Even the most unsophisticated girl knows that the simplest way to secure a young man's company is to pretend an enthusiasm for his hobbies. Alexa had no talent for painting or carving, but she knew them to be Matthew's passions, so she took care to prepare her watercolour box before he arrived. Carrying a picnic hamper between them, they strolled each morning through the fields until Matthew found a flower or a view of the village church to inspire him. Margaret was fully occupied with an epidemic of measles which was spreading through the village, and asked few questions about how they spent their time.

On the last day of his visit Matthew's concentration appeared to be disturbed. He had been drawing a foal, making a series of quick sketches as it tossed its head or rolled on its back or trotted up to its mother to feed. Alexa heard the firm strokes of his charcoal faltering, although she pretended not to notice.

‘Do you remember your mother?' he asked, so unexpectedly that Alexa blinked with surprise.

‘Of course. I was nine when she died.'

‘What was she like?'

‘She was Italian. Dark-haired; not like me. Until she became ill, she was very beautiful. She had a lovely singing voice, and played the piano well. She was a teacher of music, you know; very patient. When I was small, she had to take me with her to the lessons, and I can remember all the things she used to say, over and over again. It's been a great help to me: I can give lessons to myself.'

‘How was it that Aunt Margaret came to adopt you, then?'

‘She came – as a doctor – to visit my mother, who was dying by then of consumption and starvation. But they had known each other earlier, as teacher and pupil. After my mother died, there was no one in the world on whom I had any claim. I was very fortunate to escape the workhouse. Why do you ask all this?'

Matthew was slow to answer. He had sounded awkward even when he asked the question, and now he was obviously embarrassed; but Alexa waited until he spoke.

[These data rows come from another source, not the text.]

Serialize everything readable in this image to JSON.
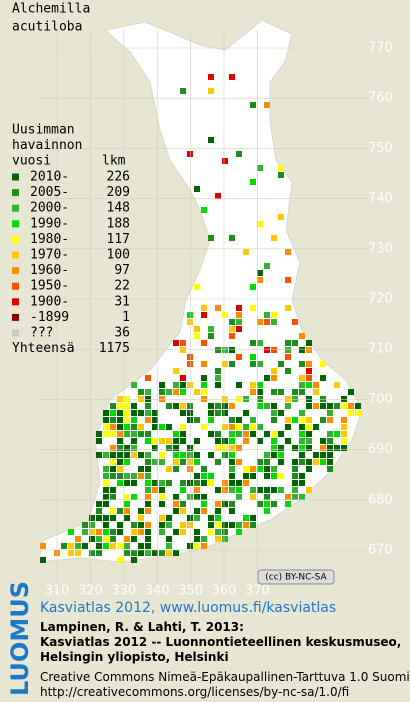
{
  "map": {
    "title": [
      "Alchemilla",
      "acutiloba"
    ],
    "legend": {
      "heading": [
        "Uusimman",
        "havainnon",
        "vuosi"
      ],
      "count_heading": "lkm",
      "rows": [
        {
          "label": "2010-",
          "count": 226,
          "color": "#006400"
        },
        {
          "label": "2005-",
          "count": 209,
          "color": "#1e8c1e"
        },
        {
          "label": "2000-",
          "count": 148,
          "color": "#32b432"
        },
        {
          "label": "1990-",
          "count": 188,
          "color": "#00dc00"
        },
        {
          "label": "1980-",
          "count": 117,
          "color": "#ffff00"
        },
        {
          "label": "1970-",
          "count": 100,
          "color": "#ffc800"
        },
        {
          "label": "1960-",
          "count": 97,
          "color": "#ff8c00"
        },
        {
          "label": "1950-",
          "count": 22,
          "color": "#ff5000"
        },
        {
          "label": "1900-",
          "count": 31,
          "color": "#dc0000"
        },
        {
          "label": "-1899",
          "count": 1,
          "color": "#8c0000"
        },
        {
          "label": "???",
          "count": 36,
          "color": "#c8c8c8"
        }
      ],
      "total_label": "Yhteensä",
      "total": 1175
    },
    "yticks": [
      770,
      760,
      750,
      740,
      730,
      720,
      710,
      700,
      690,
      680,
      670
    ],
    "xticks": [
      310,
      320,
      330,
      340,
      350,
      360,
      370
    ],
    "license_badge": "(cc) BY-NC-SA",
    "brand": "LUOMUS",
    "credits": [
      "Kasviatlas 2012, www.luomus.fi/kasviatlas",
      "Lampinen, R. & Lahti, T. 2013:",
      "Kasviatlas 2012 -- Luonnontieteellinen keskusmuseo,",
      "Helsingin yliopisto, Helsinki",
      "Creative Commons Nimeä-Epäkaupallinen-Tarttuva 1.0 Suomi",
      "http://creativecommons.org/licenses/by-nc-sa/1.0/fi"
    ]
  }
}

‘When you first came to live at Brinsley House, we were told that you had been adopted,' he said. ‘But you look – I just wanted to be sure – I only wondered whether Aunt Margaret could possibly be your mother.'

His face was scarlet as he stared down at his sketching pad. Alexa gave an incredulous gasp.

‘What an extraordinary idea! Why, she wasn't even married when I was born.'

‘I know.' Matthew's voice was apologetic. ‘I shouldn't have suggested it. You won't tell Aunt Margaret I asked, will you?'

‘Certainly not. She would be very shocked. Why –?'

But Alexa had no need to finish the question. Without asking, she understood why he had needed to know. For six years they had studied and played together as though they were brother and sister. Matthew had known that she was not really his sister. What he was checking was the possibility that she might be his cousin.